PajakOnline.com—CSV atau Comma Separated Value merupakan format data yang dapat memudahkan penggunanya dalam melakukan penginputan data ke database secara sederhana. Saat user menerima file dengan format CSV maka file tersebut akan terbuka dalam format microsoft excel. Umumnya, format ini digunakan perusahaan yang besar.
Format ini juga digunakan dalam pelaporan SPT melalui website DJP Online. File CSV ini dibentuk untuk menjadi cara mudah dalam mengekspor data dan mengimpornya ke program lain. Seperti yang telah dikatakan sebelumnya bahwa file CSV ini juga digunakan dalam melaporkan pajak melalui e-filing maka untuk dapat memperoleh file CSV tersebut, Wajib Pajak harus mengisi SPT melalui aplikasi e-SPT.
Setelah Wajib Pajak mengisi SPT dengan menggunakan e-SPT maka barulah Wajib Pajak dapat memperoleh file CSV untuk kemudian dilaporkan melalui e-filing.
Berikut ini kami jelaskan cara membuat file CSV pajak, di mana Wajib Pajak harus mengisi lampiran I-VI yang terdapat dalam SPT.
Kemudian, masukkan data-data pada lampiran khusus dan Surat Setoran Pajak (SSP). Akan tetapi, lampiran hanya diisi jika ada data yang berhubungan.

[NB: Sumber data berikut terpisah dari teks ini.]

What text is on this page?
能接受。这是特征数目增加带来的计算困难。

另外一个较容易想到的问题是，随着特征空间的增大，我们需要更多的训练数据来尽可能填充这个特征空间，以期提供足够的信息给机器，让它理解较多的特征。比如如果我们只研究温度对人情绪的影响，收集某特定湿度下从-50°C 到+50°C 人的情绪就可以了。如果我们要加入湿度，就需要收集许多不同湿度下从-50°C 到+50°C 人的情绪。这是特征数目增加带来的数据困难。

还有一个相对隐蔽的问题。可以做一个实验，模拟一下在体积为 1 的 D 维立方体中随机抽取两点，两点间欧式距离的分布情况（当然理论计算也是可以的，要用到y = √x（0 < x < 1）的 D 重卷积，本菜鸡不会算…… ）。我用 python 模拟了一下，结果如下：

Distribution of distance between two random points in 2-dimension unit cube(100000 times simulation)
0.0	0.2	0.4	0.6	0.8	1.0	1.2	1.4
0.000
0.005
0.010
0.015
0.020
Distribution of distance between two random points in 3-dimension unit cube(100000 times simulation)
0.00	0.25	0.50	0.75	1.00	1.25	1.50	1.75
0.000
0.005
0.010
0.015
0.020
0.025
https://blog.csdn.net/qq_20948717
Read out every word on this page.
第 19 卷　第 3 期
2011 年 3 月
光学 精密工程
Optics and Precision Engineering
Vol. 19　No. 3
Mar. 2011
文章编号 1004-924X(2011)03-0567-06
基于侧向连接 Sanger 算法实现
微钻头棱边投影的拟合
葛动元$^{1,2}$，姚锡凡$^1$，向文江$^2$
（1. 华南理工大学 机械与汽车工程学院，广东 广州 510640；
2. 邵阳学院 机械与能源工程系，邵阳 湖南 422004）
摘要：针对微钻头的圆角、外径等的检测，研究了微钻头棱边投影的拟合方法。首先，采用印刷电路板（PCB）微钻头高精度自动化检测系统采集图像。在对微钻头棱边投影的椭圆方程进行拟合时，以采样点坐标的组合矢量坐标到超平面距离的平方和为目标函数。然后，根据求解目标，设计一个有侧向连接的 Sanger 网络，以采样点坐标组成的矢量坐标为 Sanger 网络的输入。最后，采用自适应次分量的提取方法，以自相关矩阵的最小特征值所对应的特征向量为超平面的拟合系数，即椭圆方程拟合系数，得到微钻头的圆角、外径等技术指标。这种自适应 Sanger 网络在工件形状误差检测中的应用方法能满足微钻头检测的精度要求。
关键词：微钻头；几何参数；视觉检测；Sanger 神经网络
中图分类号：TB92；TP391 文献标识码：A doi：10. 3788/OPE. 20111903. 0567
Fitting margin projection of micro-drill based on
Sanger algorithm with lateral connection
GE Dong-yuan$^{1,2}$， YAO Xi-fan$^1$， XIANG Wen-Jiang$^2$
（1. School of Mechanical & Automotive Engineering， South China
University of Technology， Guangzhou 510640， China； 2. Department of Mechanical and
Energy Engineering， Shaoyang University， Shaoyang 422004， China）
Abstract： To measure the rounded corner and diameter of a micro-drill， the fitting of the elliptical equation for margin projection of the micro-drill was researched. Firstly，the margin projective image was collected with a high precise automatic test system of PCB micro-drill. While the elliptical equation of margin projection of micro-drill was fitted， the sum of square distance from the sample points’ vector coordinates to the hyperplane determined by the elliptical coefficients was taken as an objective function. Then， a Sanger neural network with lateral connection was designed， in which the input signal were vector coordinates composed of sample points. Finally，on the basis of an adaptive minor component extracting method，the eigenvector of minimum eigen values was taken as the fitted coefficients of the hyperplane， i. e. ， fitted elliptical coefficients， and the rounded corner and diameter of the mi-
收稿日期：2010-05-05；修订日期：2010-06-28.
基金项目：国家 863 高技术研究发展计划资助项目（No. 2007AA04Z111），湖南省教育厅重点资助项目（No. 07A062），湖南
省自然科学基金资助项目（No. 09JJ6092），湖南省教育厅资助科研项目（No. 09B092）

Setelah data diinput, Anda dapat membuat file CSV dengan cara berikut dan untuk contoh berikut ialah CSV untuk SPT PPh Badan.
Berikut langkah-langkahnya;
1. Masuk SPT Tools.
2. Masuk menu “Lapor Data SPT”.
3. Tampilkan data.
4. Tandai data yang hendak dilaporkan.
5. Pilih lokasi penyimpanan file CSV.
6. “Create File” untuk membuat file CSV SPT Tahunan PPh Badan.
File CSV yang sudah dibuat kemudian dilaporkan dengan beberapa lampiran seperti lampiran keuangan yang telah ditandatangani oleh pejabat yang berwenang. (Atania Salsabila)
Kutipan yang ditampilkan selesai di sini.